Evaluating bank/consulting → product pivots using peer case studies

i’ve read enough peer case studies to see patterns in successful pivots from banking or consulting into product management. the ones that landed at top firms all translated one or two domain wins into product metrics: revenue impact, user growth, or operational efficiency. their case studies emphasized role-specific artifacts (roadmaps, specs, post-launch metrics) and concrete collaborations with engineers or designers, even if informal. those who failed often had great strategy sense but no artifacts tying their work to product outcomes. learning from peers, i recommend building 2–3 short case studies that map past work to product KPIs and practicing a 3-minute pitch that turns consulting/banking jargon into product outcomes.

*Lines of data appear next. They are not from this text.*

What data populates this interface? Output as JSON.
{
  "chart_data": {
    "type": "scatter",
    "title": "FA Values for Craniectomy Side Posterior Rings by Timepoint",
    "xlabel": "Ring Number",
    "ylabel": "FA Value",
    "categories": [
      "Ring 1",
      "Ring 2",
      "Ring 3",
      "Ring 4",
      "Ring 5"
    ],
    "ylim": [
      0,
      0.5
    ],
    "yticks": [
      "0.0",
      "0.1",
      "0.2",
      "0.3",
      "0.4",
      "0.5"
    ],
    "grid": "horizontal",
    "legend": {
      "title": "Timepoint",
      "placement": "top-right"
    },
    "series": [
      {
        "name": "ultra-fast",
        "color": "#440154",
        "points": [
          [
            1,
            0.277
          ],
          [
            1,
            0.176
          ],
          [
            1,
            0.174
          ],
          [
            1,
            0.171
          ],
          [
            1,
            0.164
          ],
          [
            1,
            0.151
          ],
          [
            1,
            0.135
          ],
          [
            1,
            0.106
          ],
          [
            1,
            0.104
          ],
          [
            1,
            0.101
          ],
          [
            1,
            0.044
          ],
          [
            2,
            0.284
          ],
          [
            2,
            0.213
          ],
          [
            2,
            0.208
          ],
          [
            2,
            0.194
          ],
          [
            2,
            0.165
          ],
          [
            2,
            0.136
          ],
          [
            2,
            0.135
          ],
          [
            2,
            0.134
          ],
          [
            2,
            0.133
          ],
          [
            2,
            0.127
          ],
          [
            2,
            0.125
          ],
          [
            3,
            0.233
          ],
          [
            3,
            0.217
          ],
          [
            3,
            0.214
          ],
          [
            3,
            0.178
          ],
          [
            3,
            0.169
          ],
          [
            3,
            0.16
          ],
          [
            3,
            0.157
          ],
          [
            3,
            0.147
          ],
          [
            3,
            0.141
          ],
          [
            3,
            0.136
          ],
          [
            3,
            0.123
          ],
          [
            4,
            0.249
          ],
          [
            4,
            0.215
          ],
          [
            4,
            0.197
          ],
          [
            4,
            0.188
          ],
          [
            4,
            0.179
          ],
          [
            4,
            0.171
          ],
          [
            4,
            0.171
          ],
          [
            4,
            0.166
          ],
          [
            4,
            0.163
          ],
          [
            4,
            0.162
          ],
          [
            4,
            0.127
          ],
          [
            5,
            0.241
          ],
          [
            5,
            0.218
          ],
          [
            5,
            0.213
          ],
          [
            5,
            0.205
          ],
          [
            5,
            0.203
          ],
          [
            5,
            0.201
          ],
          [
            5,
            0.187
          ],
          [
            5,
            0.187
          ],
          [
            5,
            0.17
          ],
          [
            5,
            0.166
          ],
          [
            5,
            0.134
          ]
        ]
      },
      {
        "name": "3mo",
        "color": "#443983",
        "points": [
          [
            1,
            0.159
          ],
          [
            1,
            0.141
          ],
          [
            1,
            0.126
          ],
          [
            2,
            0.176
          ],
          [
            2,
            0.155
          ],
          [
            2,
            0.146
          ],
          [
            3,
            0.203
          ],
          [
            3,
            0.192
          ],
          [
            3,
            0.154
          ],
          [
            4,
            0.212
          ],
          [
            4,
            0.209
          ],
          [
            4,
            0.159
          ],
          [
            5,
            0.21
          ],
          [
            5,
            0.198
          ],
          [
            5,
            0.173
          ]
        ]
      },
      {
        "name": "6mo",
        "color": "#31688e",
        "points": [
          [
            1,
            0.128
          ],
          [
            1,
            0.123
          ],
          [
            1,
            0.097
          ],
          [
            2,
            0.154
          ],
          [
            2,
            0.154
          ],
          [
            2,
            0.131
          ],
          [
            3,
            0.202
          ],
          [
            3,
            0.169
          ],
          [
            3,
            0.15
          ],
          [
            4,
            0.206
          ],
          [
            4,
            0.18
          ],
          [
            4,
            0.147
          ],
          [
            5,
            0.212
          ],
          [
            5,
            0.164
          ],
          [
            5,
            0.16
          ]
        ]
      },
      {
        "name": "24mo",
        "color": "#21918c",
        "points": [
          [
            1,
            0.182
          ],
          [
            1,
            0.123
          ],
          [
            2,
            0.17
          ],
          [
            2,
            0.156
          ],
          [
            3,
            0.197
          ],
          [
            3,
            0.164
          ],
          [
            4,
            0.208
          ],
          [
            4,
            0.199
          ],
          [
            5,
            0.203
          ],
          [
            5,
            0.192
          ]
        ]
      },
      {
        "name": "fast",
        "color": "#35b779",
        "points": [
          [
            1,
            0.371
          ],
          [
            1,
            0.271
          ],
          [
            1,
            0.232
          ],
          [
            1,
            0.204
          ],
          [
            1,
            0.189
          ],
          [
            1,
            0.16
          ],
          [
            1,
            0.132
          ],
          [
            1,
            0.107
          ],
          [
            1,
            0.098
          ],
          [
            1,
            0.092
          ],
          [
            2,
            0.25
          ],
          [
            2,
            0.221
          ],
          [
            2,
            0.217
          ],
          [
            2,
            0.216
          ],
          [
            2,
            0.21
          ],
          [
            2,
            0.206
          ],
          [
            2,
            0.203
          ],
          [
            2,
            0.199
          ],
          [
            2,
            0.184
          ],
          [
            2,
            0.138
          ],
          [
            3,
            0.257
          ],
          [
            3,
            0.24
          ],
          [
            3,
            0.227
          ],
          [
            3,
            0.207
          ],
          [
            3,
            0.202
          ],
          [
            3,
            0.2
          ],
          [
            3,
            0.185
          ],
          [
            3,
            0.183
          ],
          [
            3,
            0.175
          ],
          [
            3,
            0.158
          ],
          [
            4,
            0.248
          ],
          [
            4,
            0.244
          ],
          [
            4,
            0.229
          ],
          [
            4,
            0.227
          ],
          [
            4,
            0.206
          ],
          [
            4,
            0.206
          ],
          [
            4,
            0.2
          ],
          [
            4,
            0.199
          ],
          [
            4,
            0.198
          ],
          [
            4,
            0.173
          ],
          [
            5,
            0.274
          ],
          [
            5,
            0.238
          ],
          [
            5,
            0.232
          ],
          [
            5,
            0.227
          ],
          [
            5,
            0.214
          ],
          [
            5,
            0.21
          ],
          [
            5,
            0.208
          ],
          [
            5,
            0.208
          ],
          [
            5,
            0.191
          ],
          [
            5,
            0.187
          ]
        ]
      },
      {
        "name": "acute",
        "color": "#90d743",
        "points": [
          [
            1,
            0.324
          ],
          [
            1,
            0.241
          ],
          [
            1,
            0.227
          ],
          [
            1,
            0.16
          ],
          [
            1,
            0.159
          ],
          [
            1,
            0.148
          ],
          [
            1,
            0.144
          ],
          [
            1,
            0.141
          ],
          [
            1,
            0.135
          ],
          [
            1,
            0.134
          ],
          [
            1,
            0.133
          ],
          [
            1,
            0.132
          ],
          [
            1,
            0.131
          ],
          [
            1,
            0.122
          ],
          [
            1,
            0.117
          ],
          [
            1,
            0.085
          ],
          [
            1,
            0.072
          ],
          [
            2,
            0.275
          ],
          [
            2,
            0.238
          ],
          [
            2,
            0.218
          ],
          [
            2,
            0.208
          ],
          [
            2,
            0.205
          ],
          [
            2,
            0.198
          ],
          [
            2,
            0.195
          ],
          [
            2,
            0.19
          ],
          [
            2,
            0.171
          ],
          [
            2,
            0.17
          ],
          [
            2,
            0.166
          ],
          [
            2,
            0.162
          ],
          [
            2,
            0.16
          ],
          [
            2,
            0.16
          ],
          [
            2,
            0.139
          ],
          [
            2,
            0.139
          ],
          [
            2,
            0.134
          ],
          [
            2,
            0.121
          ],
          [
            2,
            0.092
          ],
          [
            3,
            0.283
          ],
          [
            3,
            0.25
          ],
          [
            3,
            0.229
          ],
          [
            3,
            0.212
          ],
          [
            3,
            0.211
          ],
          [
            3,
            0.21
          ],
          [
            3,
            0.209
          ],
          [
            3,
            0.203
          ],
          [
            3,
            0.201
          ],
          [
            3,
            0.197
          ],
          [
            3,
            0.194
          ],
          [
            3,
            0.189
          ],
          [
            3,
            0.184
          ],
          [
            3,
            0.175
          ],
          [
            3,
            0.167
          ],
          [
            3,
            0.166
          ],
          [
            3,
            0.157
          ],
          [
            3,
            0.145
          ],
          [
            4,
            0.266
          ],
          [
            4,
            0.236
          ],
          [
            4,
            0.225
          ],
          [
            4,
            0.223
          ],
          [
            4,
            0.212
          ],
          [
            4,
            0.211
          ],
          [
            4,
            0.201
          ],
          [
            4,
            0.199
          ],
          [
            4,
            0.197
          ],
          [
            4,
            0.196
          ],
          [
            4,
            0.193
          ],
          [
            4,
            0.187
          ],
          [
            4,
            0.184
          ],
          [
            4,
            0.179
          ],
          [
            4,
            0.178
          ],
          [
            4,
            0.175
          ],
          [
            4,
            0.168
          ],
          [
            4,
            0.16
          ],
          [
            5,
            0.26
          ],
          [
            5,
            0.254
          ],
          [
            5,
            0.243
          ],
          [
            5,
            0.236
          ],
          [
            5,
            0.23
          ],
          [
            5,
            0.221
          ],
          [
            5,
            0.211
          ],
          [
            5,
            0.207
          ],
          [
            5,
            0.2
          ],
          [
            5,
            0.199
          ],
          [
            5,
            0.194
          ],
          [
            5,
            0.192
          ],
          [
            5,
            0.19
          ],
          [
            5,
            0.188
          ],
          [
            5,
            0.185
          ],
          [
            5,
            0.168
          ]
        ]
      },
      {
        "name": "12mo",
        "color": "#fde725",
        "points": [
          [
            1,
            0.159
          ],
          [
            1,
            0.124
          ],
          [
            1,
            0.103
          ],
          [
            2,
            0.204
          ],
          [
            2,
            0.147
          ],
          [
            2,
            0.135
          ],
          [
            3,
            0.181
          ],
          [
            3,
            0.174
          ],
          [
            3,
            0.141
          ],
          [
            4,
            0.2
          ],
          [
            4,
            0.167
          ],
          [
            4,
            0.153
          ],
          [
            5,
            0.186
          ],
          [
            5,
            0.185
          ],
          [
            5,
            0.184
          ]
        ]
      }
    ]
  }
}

which past project of yours could be reframed as a product case study?

so many people think ‘i did analysis, therefore product.’ here’s the ugly truth: analysis without a follow-through metric is wallpaper. recruiters want to see an impact loop: your action → measurable outcome → next steps. if you can’t write that in one paragraph for a past project, you don’t have a case study — you have a memory. reframe work into product language or pack it away until you can.

and before anyone asks, a 20-slide gedanken roadmap doesn’t count. show one end-to-end story: hypothesis, experiment, result. i’ve passed on “great thinkers” for hires who couldn’t explain actual outcomes. be ruthless about evidence.

when advising on pivots, i emphasize translating domain work into product terms. start by identifying the user (who benefited), the metric (what changed), and the mechanism (what you did). for a financial model, the user could be an internal stakeholder whose decision-making time decreased; the metric might be decision cycles shortened or error rates reduced; the mechanism is the model itself. then craft a one-page case study: context, hypothesis, your intervention, measurable result, and what you’d do next as a PM. practicing this story aloud refines the language and helps interviewers see the product through your prior experience.

you have transferable wins—start small, turn one project into a clear case, and you’ll be surprised how fast doors open!

i once shifted a valuation model into a product story by focusing on stakeholder time saved. i distilled a 10-page model into a 2-slide before/after: decision time dropped by x days. interviewers loved it because it showed user focus. the trick: stop being proud of complexity and be proud of clarity.

in reviewing 30 peer transitions, successful candidates demonstrated three common elements: a concise case study mapping actions to a user metric, at least one small artifact (prototype, dashboard, spec), and references who could vouch for cross-functional collaboration. quantitatively, candidates who presented a prototype or dashboard had a 2.5x higher callback rate than those who only described projects. focus on converting one past project into a measurable product outcome and, if possible, produce a minimal artifact to support it.